Allora è bene a questo punto chiedersi cosa di così straordinario la classe operaia, concetto chiave dell'analisi comunista, ha fatto in questi anni. Quali lussi si è concesso l'operaio o l'impiegato? E il precario? E il disoccupato e il pensionato? Magari ha acquistato per sfizio una barca o un'auto di grossa cilindrata? Ebbene le risposte a queste banalissime domande potranno aiutare il lettore-cittadino a capire meglio che la crisi, e ancor più la strada scelta per uscirne, è frutto di scelte deliberate volte a smontare i pilastri dello stato sociale, a realizzare una massa di lavoratori sfruttabili e ricattabili, grazie alla possibilità che hanno i detentori del capitale di esportarlo ovunque possa essere più vantaggioso investirlo (Paolo Ferrero). La globalizzazione (e la struttura istituzionale dell'Unione Europea) ha dato la possibilità di far viaggiare i capitali, ma non ha permesso alle persone (tranne ai cittadini dei paesi ricchi) di spostarsi liberamente, basti pensare all'invenzione giuridica del clandestino. Dunque i capitali possono essere spostati dove renderanno di più e le persone invece per spostarsi, magari alla ricerca di un futuro migliore, possono farlo soltanto se sono cittadini europei o americani o di altri pochi paesi o a condizioni scarsamente praticabili. 

Quindi le banche (che investono i risparmi dei contribuenti in spericolate manovre finanziarie), i consumi a credito che fanno sentire benestante anche i meno abbienti, fino a quando (com'è successo negli Usa) vengono a toglierti tutto iniziando dalla casa e poi oltre alle politiche che hanno portato i cittadini a diventare folli consumatori c'è la volontà - secondo Ferrero - di ridurre la condizione umana anziché fare di tutto per estendere i diritti a quanti ancora non ne hanno. Le vie d'uscite, in sintesi, sono individuabili in un'inversione delle politiche, frutto del cambiamento radicale dell'idea di sviluppo: fiscal compact, pareggio di bilancio in Costituzione, tagli alla spesa pubblica (sanità, istruzione, servizi sociali), giusto per fare qualche esempio che Paolo Ferrero porta tra i tanti, questi sono nodi cruciali che devono essere ribaltati. Occorre - sentenzia Ferrero in chiusura del volume - investire in spesa pubblica, riprodurre un nuovo New Deal, che guardi alla riconversione verde dell'apparato industriale, puntare sull'efficientamento energetico del paese, investire nella scuola nell'università e nella ricerca, recuperare in agricoltura le buone pratiche e allontanare l'idea degli Ogm. E ancora rigettare questa idea d'Europa e i trattati su cui si fonda per costruirne una nuova, democratica e federale, che sappia guardare al futuro di un continente da sempre al centro delle dinamiche mondiali. Ma intanto che il meccanismo si metta in moto, è bene prendere consapevolezza che questi governanti (Monti, Berlusconi, Casini, Bersani, giusto per fare qualche nome) stanno firmando (o meglio, lo hanno già fatto) un'ipoteca a nome del popolo italiano, nel nostro caso. Agli italiani e alle italiane il dovere civile di capire i perché della situazione che stiamo vivendo (in quanto è evidente che nessuno avrà interesse a spiegarli) e prendere i provvedimenti più opportuni: il giudice Paolo Borsellino disse in vita «la rivoluzione si fa nelle urne». 

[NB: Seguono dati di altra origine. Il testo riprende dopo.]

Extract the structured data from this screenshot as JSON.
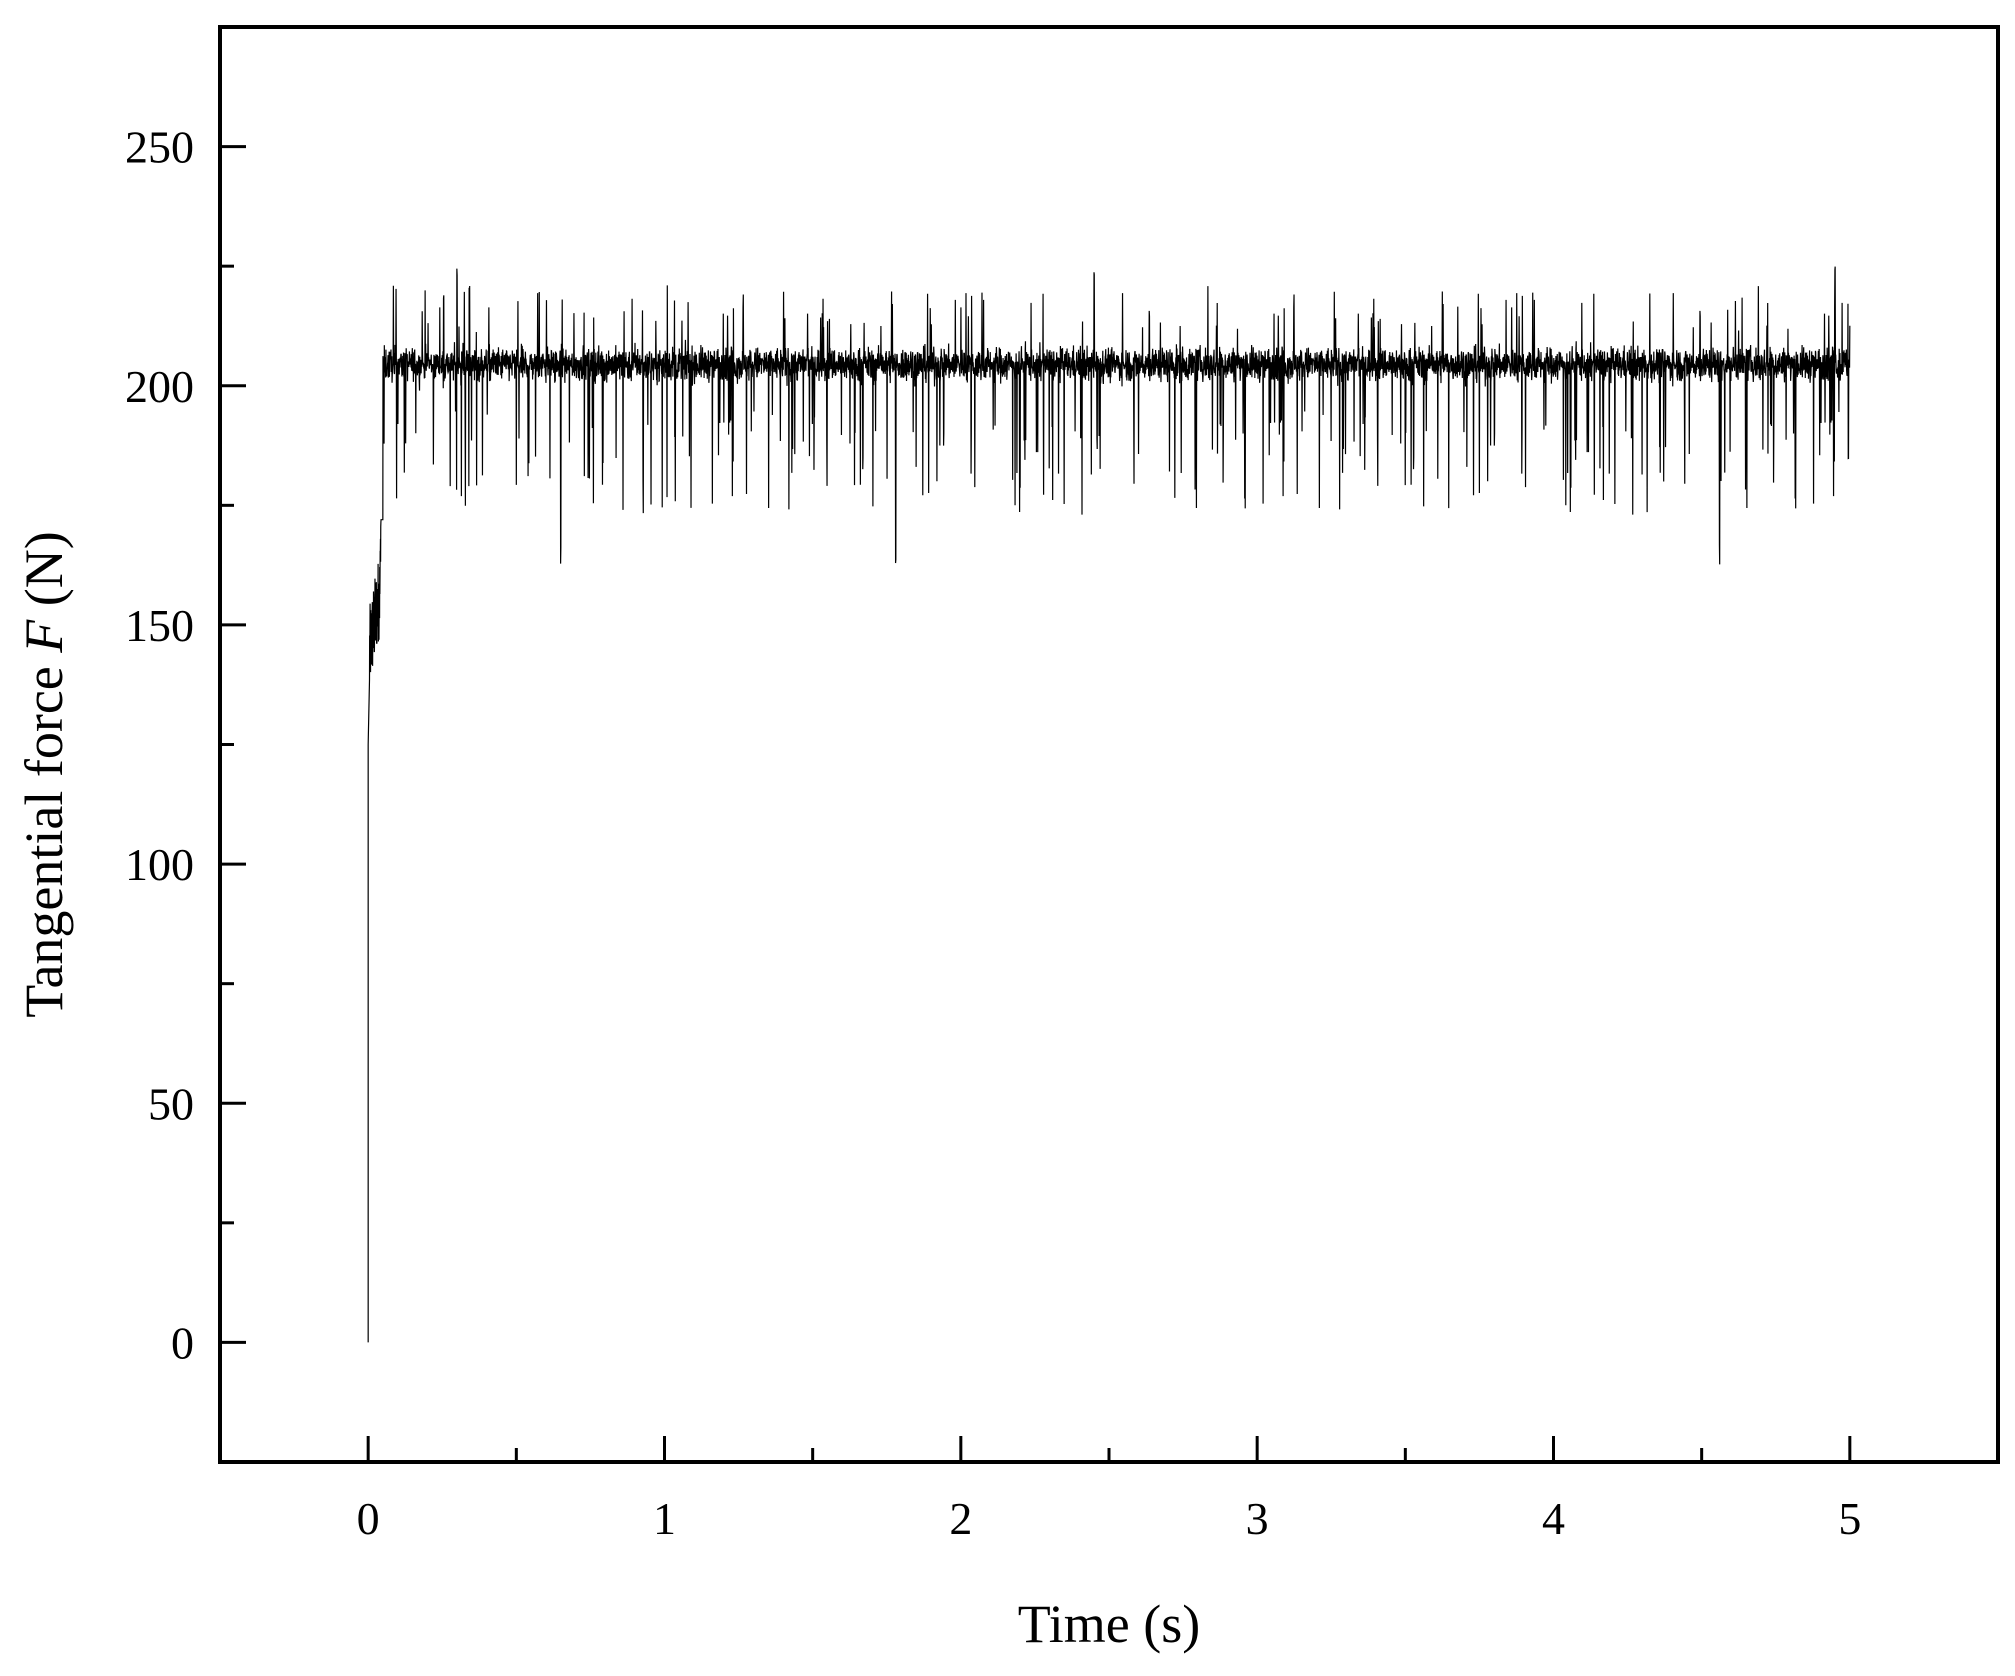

Dunque primarie o no, smettiamo i panni degli infanti affascinati dalle belle parole (se non fosse chiaro, penso al poeta-presidente Nichi Vendola) perché il governo Monti (d'accordo in Europa con la Merkel, Draghi e altri super-titolati Commissari e burocrati europei) ha già tracciato una via e «guardare a destra o a sinistra, Berlusconi o Bersani, se non ci diamo una mossa non farà nessuna differenza. Occorre cambiare tutto» (Paolo Ferrero).